Mr Rudd seems to want to restrict the gospel message to a social gospel when he says that “at the time of the Great Judgement, Christians will be asked not how pious they have been but instead whether they helped to feed the hungry, clothe the naked and visit the lonely”. Just why they should not be asked how pious (virtuous, moral, sincere, holy) they have been is unstated. Scripture says everyone is to give account, even for every idle word spoken.

Anyway, Mr Rudd sees that “social gospel” as involving a “Christian socialist critique” which exposes what he claims was a “redistribution of power from the weak to the strong” under Mr Howard. He says that part of the church’s prophetic mission is to expose the truth of what industrial relations changes mean for working families. Here again: “The purpose of the church is … to speak robustly to the state on behalf of those who cannot speak effectively for themselves.” And since the planet, too, cannot speak for itself, the church’s task, says Mr Rudd, is to be increasingly engaged with the environment and specifically global climate change.

Whilst Mr Rudd says that he would like to see the church give its Christian perspective on government policy, God’s Word is not, it would seem, to have the ultimate authority.

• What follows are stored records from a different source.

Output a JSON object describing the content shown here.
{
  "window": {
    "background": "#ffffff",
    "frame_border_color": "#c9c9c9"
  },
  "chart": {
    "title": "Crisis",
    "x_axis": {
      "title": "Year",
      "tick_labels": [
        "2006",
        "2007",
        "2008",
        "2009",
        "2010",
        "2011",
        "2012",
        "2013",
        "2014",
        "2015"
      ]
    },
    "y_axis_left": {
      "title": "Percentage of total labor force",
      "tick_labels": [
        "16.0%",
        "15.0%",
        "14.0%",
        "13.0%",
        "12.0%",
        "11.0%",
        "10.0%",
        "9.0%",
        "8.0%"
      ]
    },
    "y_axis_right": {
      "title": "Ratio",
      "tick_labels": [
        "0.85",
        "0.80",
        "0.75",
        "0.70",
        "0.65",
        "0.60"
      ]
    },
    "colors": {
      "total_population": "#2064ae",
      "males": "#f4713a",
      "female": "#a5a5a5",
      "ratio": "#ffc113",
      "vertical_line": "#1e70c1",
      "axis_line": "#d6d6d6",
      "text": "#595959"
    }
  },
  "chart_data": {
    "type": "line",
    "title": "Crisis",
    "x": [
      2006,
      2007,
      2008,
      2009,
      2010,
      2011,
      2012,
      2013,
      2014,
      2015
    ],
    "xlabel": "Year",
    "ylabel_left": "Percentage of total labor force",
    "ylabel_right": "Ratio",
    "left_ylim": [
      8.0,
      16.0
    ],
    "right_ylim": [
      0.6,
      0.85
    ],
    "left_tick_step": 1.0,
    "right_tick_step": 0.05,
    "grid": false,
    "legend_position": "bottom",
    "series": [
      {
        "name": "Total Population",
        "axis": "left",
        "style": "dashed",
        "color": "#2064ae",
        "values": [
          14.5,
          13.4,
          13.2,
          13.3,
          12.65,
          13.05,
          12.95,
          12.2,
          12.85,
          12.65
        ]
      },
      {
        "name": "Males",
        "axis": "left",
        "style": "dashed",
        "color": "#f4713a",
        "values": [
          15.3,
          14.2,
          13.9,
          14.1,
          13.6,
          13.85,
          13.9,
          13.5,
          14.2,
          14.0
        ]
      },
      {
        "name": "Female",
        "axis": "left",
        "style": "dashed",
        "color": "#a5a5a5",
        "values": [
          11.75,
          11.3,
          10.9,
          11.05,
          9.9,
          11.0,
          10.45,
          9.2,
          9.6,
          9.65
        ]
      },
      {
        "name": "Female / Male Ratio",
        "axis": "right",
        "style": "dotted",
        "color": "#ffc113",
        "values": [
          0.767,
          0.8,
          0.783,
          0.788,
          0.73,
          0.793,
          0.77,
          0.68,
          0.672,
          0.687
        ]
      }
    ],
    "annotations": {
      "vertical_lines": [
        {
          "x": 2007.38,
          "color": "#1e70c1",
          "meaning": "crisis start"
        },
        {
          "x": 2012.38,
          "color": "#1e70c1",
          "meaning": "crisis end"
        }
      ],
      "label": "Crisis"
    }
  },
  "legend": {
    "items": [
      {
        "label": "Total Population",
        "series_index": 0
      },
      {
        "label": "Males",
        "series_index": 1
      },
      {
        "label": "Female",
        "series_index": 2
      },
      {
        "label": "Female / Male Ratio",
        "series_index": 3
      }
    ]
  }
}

He says: “A Christian perspective on contemporary policy debates may not prevail.” It may, he adds, contribute to the debate provided it is “a Christian perspective, informed by a social gospel or Christian socialist tradition” but becomes just one of a number of “arguments from different philosophical traditions” to be considered in developing secular policy.  But this ignores that those in authority are subject to God and His Word and must govern in such a way that the clear norms of that Word govern all aspects of political endeavour.

Thus Mr Rudd, echoing Bonhoeffer, has a vision of Christianity influencing politics in a way that results in social action. He sees the church as having a direct, official, role in this, rather than an indirect role through its members. Moreover, he sees that function as a voice for the marginalised and underprivileged and all those who cannot speak effectively for themselves rather than a much broader focus on the will of God, and thereby God’s honour, in every aspect of political and social life.


[ii] Christelijke Religie, van der Berg, Kampen, undated, p. 98.

[iii] De Kerk en het Sociale Vraagstuk, Groenendijk, Rotterdam, 1954, pp. 21, 22.